There is no sight more encouraging than leaders from different countries standing united for the greater good of the world - and that is exactly what we saw last week when China and the US announced their formal joining of the Paris agreement.
The legally binding global climate deal was formed with the sole focus of setting out a global action plan that would put the world on track to tackle climate change and keep a global temperature rise well below two degrees Celsius above pre-industrial levels. With the agreement recruiting the support and alliance of two such highly populated and energy-consuming countries it's an incredibly reassuring step in the right direction.
Despite this being the latest demonstration of joint leadership by the two countries on global climate and environmental issues, the targets set are no mean feat.
China currently sits as the world’s largest carbon emitter, largest coal consumer and largest net importer of oil – its leaders have an incredible challenge on their hands. In fact, two years ago, President Xi Jinping called for “a revolution in the production and consumption of energy” and he was unquestionably right.
In 2011, the RMI published a paper called Reinventing Fire for the U.S. It was a roadmap to kicking the country’s dependence on fossil fuels by 2050. Two years later the RMI partnered with the Energy Research Institute of China’s National Development and Reform Commission (ERI), Lawrence Berkeley National Laboratory (Berkeley Lab), and Energy Foundation China (EF China) to initiate a similar piece of research for China.

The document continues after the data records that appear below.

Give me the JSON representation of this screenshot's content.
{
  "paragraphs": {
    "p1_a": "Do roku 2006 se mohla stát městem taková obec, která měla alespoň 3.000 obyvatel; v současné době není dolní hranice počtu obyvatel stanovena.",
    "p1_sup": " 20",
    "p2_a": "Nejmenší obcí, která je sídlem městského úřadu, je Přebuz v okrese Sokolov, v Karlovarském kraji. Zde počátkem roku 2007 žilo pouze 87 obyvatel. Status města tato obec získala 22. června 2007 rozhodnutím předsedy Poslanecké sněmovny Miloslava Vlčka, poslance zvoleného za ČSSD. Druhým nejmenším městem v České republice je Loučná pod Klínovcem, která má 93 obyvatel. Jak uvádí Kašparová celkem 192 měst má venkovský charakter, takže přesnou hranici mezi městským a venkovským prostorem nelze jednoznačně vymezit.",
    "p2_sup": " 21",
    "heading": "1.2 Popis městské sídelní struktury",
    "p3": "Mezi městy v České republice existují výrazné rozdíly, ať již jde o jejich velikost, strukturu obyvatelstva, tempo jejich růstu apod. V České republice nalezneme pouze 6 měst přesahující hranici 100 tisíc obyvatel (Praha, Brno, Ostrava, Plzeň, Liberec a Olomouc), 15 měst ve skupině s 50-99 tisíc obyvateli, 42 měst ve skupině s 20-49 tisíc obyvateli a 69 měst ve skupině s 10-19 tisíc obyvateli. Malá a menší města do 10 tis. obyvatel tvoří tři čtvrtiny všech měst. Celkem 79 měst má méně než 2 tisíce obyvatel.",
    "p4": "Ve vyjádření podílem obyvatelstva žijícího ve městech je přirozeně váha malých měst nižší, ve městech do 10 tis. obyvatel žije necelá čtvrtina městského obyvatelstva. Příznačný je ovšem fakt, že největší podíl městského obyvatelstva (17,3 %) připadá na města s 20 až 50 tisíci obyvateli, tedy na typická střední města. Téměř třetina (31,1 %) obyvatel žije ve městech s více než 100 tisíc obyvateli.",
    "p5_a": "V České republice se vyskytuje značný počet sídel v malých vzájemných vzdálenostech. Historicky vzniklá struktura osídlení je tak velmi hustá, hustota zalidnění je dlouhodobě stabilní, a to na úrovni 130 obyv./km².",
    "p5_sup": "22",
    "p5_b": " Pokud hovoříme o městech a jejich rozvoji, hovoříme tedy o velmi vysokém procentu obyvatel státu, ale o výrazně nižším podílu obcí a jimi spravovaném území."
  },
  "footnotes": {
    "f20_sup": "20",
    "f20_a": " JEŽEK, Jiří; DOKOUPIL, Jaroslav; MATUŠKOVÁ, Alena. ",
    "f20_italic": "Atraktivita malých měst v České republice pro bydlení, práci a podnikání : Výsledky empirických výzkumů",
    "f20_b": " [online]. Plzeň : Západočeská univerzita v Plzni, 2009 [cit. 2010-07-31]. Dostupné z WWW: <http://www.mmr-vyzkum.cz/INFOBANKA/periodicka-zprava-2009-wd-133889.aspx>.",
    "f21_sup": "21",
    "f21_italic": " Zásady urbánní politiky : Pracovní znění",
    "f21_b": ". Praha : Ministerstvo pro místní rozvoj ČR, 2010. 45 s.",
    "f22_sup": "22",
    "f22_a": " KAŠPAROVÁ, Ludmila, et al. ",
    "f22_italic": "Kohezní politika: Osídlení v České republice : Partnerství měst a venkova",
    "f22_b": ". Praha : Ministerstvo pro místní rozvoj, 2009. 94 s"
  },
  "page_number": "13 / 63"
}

The findings were detailed and scientific, supporting China’s goal of revolutionising its approach to sustainability and clean energy. If successful, the report demonstrates how by 2050, China can reduce its carbon emissions by 42 per cent below its 2010 levels and grow its economy 600 per cent, while saving a net $3.1 trillion over the investments required.
By growing its economy several times over, reducing its emissions and transitioning its population from rural to urban living, China will be soaring towards successfully honouring its commitment to the Paris agreement.
You can download the Reinventing Fire: China Executive Summary to read a more in-depth and practical break down of how China can move forward with its mission to tackle climate change head on.
It’s time for change and such readiness for action from the U.S and China couldn’t be more timely. Now however, as President Xi declared previously, we must all move from talk to action. Watch this space.